What's the largest number factored to date? (Obviously, the news here is that they think their computer is scalable... but it would be nice for someone to factor, say, 21, just for variety!)
Jim__
(14,076 posts)3. I believe 15 is the smallest number Shor's algorithm will work on - so it's a natural place to start
My belief is based on a short description of the algorithm given in wikipedia:
The problem we are trying to solve is: given an odd composite number N, find an integer d, strictly between 1 and N, that divides N. We are interested in odd values of N because any even value of N trivially has the number 2 as a prime factor. We can use a primality testing algorithm to make sure that N is indeed composite.

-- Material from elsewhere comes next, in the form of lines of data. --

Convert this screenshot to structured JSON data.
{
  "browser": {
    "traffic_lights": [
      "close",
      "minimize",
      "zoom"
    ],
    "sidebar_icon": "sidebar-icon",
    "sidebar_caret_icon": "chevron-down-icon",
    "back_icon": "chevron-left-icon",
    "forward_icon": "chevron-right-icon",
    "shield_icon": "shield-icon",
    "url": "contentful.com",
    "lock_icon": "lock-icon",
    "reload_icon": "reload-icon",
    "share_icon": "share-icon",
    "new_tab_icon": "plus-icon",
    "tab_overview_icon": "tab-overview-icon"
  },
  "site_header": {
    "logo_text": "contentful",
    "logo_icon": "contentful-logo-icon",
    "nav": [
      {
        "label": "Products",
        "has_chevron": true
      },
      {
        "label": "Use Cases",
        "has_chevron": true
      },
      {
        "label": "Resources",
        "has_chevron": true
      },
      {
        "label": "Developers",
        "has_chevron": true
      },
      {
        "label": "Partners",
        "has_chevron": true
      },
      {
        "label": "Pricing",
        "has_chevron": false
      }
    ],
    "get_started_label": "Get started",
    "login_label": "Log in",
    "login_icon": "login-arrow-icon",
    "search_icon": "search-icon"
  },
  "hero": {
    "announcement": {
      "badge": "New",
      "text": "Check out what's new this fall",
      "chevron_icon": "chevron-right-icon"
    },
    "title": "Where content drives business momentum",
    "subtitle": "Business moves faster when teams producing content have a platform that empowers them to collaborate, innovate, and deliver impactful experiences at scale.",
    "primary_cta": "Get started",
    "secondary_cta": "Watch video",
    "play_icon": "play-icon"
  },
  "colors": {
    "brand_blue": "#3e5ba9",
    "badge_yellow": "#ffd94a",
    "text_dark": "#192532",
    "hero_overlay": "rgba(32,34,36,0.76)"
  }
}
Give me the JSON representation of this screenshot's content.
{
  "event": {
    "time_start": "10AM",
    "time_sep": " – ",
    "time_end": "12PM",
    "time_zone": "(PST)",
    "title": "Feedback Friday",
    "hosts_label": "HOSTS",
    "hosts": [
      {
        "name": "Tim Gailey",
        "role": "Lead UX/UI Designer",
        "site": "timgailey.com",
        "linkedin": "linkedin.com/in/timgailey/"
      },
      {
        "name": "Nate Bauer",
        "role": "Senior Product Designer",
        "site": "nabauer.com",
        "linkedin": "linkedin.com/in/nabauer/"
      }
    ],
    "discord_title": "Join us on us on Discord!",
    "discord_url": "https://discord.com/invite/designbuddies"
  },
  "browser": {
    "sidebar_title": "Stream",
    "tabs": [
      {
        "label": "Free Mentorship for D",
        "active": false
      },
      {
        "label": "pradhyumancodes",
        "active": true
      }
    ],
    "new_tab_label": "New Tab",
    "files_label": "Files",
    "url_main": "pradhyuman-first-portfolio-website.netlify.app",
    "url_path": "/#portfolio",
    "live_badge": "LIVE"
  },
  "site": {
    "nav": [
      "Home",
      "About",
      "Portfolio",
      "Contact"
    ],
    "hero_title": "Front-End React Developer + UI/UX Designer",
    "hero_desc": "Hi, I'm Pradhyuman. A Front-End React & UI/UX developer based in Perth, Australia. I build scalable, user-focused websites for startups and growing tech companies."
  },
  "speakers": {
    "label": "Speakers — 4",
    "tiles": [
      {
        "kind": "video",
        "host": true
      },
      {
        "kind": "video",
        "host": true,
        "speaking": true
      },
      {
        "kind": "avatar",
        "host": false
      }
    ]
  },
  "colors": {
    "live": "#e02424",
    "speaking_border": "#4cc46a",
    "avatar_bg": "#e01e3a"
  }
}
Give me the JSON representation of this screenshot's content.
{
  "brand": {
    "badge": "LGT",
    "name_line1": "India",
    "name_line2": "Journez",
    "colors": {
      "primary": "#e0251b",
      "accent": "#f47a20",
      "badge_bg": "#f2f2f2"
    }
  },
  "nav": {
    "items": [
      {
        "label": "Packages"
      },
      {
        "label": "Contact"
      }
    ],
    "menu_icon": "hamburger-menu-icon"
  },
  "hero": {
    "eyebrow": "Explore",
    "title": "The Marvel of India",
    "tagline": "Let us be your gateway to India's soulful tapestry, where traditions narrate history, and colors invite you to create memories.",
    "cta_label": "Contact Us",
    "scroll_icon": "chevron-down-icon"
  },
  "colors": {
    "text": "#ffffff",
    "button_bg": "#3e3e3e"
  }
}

Moreover, for the algorithm to work, we need N not to be the power of a prime. This can be tested by checking that (N)1/k is not an integer, for all k <= log2(N).
Moreover, for the algorithm to work, we need N not to be the power of a prime. This can be tested by checking that (N)1/k is not an integer, for all k <= log2(N).
The same wiki entry does indicate that they have factored 21:
In 2001, Shor's algorithm was demonstrated by a group at IBM, who factored 15 into 3 × 5, using an NMR implementation of a quantum computer with 7 qubits.[4] After IBM's implementation, two independent groups, one at the University of Science and Technology of China, and the other one at the University of Queensland, have implemented Shor's algorithm using photonic qubits, emphasizing that multi-qubit entanglement was observed when running the Shor's algorithm circuits.[5][6] In 2012, the factorization of 15 was repeated.[7] Also in 2012, the factorization of 21 was achieved, setting the record for the largest number factored with a quantum computer.[8] In April 2012, the factorization of 143 was achieved, although this used adiabatic quantum computation rather than Shor's algorithm.[9] It was discovered in November 2014, that this adiabatic quantum computation in 2012, had in fact also factored larger numbers, the largest being 56153, which is currently the record for the largest integer factored on a quantum device.